La maladie de Crohn est une maladie auto-immune, c'est-à-dire qu'elle est due à une hyperactivité du système immunitaire à l'encontre de substances ou de tissus qui sont normalement présents dans l'organisme. Le stress peut jouer un rôle dans l'évolution de la maladie, comme pour beaucoup de maladies chroniques.
Elle frappe à égalité les hommes et les femmes et touche le plus souvent les adultes jeunes (entre 15 et 30 ans). Elle peut toutefois se déclarer bien plus tôt ou bien plus tard.
Théoriquement, la maladie peut atteindre n'importe quel segment du tube digestif. Toutefois, elle siège le plus souvent au niveau du gros intestin ou côlon (on parle alors de colite), sur la partie terminale de l'intestin grêle ou iléon (on parle d'iléite) ou sur les deux segments (c'est l'iléocolite).
A l'annonce de cette maladie chronique, c'est-à-dire qui évolue lentement en faisant alterner des phases de poussées et de rémissions, les malades se demandent dans quelle mesure leur vie va être bouleversée.
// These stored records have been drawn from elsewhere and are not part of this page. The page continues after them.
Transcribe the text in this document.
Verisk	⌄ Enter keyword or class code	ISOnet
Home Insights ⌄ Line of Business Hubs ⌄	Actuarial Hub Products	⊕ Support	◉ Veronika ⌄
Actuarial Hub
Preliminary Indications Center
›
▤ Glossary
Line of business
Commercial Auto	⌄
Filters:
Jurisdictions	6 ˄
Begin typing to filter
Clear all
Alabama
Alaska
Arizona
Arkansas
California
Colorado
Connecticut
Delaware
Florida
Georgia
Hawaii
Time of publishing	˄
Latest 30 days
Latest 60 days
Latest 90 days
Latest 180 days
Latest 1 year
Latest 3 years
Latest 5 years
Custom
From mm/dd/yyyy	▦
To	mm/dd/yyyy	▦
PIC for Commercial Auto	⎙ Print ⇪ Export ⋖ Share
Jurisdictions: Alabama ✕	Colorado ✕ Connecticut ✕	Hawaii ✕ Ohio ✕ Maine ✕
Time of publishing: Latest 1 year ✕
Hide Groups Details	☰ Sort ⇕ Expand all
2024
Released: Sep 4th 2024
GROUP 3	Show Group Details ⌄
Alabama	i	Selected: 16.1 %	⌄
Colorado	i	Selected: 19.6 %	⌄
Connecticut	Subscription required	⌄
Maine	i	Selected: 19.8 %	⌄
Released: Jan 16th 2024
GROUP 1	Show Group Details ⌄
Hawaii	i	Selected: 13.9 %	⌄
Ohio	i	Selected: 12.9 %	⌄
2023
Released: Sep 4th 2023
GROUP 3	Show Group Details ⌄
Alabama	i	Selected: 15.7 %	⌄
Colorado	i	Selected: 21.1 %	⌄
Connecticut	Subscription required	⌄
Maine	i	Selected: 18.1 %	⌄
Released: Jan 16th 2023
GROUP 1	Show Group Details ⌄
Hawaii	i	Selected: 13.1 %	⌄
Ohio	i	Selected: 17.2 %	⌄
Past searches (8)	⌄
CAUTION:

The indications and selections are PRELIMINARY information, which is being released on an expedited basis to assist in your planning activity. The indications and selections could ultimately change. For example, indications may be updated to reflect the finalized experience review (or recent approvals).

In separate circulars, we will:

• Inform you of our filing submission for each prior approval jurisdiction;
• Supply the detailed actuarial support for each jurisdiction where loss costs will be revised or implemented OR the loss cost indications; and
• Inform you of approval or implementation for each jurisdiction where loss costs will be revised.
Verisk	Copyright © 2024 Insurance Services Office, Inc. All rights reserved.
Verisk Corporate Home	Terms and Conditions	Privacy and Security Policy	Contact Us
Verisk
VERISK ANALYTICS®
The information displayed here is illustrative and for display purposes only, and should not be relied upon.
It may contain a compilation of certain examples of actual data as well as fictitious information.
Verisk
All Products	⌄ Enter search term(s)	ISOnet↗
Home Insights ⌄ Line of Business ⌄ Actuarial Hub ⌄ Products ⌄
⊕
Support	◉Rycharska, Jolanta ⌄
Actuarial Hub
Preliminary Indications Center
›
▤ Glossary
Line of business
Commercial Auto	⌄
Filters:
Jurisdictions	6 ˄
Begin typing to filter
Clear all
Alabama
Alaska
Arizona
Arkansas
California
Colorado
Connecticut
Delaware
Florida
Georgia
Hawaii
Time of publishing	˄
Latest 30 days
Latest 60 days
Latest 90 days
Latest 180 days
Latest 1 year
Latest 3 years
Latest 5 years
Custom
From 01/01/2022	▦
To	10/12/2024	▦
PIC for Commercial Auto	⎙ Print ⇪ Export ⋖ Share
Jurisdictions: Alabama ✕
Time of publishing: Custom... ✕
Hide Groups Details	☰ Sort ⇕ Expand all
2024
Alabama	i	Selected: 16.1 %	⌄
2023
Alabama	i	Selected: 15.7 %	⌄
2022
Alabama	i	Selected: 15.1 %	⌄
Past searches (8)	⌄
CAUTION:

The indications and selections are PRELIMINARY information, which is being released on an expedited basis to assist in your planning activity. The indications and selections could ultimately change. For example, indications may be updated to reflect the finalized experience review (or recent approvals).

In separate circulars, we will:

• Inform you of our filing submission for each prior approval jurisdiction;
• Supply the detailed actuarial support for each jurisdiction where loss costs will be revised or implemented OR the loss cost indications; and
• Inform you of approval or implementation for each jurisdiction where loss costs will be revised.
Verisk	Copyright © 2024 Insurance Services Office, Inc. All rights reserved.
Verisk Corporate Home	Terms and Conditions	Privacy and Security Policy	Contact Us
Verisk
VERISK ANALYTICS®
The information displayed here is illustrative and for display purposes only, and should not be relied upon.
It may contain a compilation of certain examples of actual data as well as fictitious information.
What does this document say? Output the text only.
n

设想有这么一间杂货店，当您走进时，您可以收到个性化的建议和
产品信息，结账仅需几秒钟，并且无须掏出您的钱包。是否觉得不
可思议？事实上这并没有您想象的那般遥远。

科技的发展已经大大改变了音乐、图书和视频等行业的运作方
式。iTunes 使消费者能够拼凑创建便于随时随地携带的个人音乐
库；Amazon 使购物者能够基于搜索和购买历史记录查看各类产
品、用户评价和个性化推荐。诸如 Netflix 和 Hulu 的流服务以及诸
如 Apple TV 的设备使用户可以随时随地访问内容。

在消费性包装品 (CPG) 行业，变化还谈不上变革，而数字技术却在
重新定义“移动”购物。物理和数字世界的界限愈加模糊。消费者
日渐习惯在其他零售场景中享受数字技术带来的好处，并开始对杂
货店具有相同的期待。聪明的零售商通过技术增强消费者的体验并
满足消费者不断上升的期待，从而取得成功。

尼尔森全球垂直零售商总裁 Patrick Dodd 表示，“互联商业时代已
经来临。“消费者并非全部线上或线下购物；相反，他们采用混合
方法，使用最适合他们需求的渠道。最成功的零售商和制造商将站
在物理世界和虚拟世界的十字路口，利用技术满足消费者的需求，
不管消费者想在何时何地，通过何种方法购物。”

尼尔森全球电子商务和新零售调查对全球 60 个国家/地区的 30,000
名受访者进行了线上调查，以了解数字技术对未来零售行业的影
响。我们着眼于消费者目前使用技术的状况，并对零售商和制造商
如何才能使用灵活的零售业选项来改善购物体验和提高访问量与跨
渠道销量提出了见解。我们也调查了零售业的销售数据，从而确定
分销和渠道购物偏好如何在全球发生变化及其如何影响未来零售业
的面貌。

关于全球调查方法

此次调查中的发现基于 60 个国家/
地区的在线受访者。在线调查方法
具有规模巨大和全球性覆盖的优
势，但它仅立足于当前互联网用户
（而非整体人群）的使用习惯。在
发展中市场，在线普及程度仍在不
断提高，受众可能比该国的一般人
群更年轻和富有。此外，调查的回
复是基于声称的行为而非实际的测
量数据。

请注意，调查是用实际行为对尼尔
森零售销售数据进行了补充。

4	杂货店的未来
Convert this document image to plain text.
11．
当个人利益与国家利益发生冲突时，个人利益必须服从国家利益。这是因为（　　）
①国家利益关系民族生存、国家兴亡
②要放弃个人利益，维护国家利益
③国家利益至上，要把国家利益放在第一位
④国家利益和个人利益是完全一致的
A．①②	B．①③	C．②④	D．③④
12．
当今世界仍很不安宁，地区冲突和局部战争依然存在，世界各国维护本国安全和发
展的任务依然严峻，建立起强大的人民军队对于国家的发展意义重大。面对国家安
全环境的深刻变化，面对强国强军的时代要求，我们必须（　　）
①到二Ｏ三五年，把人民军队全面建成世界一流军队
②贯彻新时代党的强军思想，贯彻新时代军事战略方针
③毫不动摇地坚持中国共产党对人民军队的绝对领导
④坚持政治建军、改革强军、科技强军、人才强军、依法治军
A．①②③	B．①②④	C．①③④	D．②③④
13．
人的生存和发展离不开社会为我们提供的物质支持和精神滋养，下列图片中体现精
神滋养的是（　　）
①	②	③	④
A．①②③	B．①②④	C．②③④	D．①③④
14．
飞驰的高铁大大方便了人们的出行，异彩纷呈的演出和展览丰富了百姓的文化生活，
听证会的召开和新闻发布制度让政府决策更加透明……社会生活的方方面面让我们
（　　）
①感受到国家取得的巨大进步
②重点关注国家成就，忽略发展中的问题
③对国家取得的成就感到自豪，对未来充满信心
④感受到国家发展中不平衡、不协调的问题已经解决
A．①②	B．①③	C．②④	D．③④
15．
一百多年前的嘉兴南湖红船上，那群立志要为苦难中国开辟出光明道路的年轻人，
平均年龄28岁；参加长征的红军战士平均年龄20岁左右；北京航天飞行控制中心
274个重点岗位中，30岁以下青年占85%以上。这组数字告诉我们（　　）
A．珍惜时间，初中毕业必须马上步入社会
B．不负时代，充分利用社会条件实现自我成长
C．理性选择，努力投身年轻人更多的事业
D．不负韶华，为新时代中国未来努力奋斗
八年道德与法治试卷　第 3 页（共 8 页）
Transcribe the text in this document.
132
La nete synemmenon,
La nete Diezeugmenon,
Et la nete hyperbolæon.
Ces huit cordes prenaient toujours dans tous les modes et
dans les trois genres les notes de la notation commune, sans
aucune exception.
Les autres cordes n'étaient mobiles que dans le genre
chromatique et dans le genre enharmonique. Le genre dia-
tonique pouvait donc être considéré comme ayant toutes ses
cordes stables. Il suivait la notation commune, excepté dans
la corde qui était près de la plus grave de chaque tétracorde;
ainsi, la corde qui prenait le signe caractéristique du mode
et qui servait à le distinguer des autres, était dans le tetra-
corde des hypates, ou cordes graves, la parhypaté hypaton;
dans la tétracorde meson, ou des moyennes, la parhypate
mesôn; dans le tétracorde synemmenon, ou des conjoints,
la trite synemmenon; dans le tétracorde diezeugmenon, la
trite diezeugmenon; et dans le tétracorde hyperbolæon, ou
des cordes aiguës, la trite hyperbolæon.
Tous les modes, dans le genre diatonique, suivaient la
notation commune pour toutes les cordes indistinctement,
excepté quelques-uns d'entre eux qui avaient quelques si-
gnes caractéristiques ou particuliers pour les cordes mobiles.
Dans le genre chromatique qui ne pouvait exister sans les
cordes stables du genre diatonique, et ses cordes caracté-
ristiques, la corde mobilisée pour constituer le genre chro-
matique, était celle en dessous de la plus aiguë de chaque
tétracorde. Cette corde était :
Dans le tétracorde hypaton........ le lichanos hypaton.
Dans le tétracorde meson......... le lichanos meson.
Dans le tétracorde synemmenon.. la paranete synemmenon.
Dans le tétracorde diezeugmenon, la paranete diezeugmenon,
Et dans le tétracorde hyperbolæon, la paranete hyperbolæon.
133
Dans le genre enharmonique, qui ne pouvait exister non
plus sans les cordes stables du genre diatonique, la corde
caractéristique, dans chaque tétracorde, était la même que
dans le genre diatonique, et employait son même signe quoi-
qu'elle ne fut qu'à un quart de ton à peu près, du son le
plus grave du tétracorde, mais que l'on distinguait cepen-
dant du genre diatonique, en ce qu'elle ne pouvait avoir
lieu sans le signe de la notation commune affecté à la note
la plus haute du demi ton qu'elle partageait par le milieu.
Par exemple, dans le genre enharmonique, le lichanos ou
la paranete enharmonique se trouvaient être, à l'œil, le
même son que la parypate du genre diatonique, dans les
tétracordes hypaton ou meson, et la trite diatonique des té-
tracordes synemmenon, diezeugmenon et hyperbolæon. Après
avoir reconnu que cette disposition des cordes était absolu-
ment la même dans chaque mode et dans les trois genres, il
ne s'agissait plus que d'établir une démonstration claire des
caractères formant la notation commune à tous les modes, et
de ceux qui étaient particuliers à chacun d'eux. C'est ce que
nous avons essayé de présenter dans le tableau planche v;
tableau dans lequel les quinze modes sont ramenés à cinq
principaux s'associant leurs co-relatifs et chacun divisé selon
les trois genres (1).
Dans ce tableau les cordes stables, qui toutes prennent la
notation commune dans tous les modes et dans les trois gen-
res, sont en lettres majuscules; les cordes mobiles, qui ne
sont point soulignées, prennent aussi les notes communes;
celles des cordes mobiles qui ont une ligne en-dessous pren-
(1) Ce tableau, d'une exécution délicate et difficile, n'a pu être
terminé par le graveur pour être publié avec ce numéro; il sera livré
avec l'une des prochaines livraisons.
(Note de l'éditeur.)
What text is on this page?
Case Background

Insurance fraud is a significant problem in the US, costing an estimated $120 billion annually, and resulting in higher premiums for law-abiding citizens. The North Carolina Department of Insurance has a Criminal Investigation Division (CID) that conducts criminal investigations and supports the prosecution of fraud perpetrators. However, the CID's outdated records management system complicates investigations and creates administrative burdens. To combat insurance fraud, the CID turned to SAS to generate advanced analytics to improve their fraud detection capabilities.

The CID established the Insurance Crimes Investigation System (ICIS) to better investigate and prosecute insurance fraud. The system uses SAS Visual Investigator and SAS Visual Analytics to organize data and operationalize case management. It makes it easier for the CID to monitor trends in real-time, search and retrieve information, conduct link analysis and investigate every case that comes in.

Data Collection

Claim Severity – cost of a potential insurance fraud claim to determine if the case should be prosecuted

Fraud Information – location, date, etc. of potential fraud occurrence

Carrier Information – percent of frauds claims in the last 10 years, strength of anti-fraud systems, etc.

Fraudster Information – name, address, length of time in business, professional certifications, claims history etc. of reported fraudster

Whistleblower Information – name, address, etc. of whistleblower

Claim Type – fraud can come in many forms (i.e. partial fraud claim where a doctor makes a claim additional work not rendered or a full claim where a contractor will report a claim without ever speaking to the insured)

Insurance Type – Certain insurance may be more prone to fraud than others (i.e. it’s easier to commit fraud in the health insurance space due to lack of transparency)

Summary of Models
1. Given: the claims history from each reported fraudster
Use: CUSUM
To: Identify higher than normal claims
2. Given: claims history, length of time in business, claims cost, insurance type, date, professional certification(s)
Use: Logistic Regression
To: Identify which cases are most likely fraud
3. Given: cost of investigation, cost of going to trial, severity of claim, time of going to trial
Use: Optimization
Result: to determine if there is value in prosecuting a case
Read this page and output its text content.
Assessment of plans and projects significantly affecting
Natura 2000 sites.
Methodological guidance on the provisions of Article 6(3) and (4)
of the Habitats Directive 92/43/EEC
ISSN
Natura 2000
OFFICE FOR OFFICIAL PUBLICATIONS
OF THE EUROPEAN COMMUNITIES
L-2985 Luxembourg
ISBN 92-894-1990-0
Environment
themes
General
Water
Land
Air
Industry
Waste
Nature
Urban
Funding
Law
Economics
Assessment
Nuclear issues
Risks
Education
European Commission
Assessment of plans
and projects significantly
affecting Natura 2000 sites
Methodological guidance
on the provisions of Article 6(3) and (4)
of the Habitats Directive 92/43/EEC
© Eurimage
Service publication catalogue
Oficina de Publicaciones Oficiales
C'est une inquiétude bien sûr légitime. Il faut cependant toujours garder à l'esprit que la maladie de Crohn regroupent une grande diversité de pathologies. Pour la majorité des patients, la maladie n'aura qu'un faible impact sur la vie quotidienne. Pour d'autres, elle sera plus invalidante et demandera quelques aménagements. Les études, réalisées auprès des malades, montrent ainsi que la maladie n'est pas une frein aux études supérieures et 90 % des malades déclarent mener une vie professionnelle et amoureuse normale et satisfaisante.
Enfin, est-il utile de le rappeler, la Maladie de Crohn n'est pas une maladie contagieuse ni même héréditaire. Le risque de transmettre cette affection à ses enfants est en effet très faible (de l'ordre de 1 à 3 %) et la plupart du temps la question ne se pose même pas. Le risque est simplement un peu plus élevé si les deux parents sont touchés par la maladie!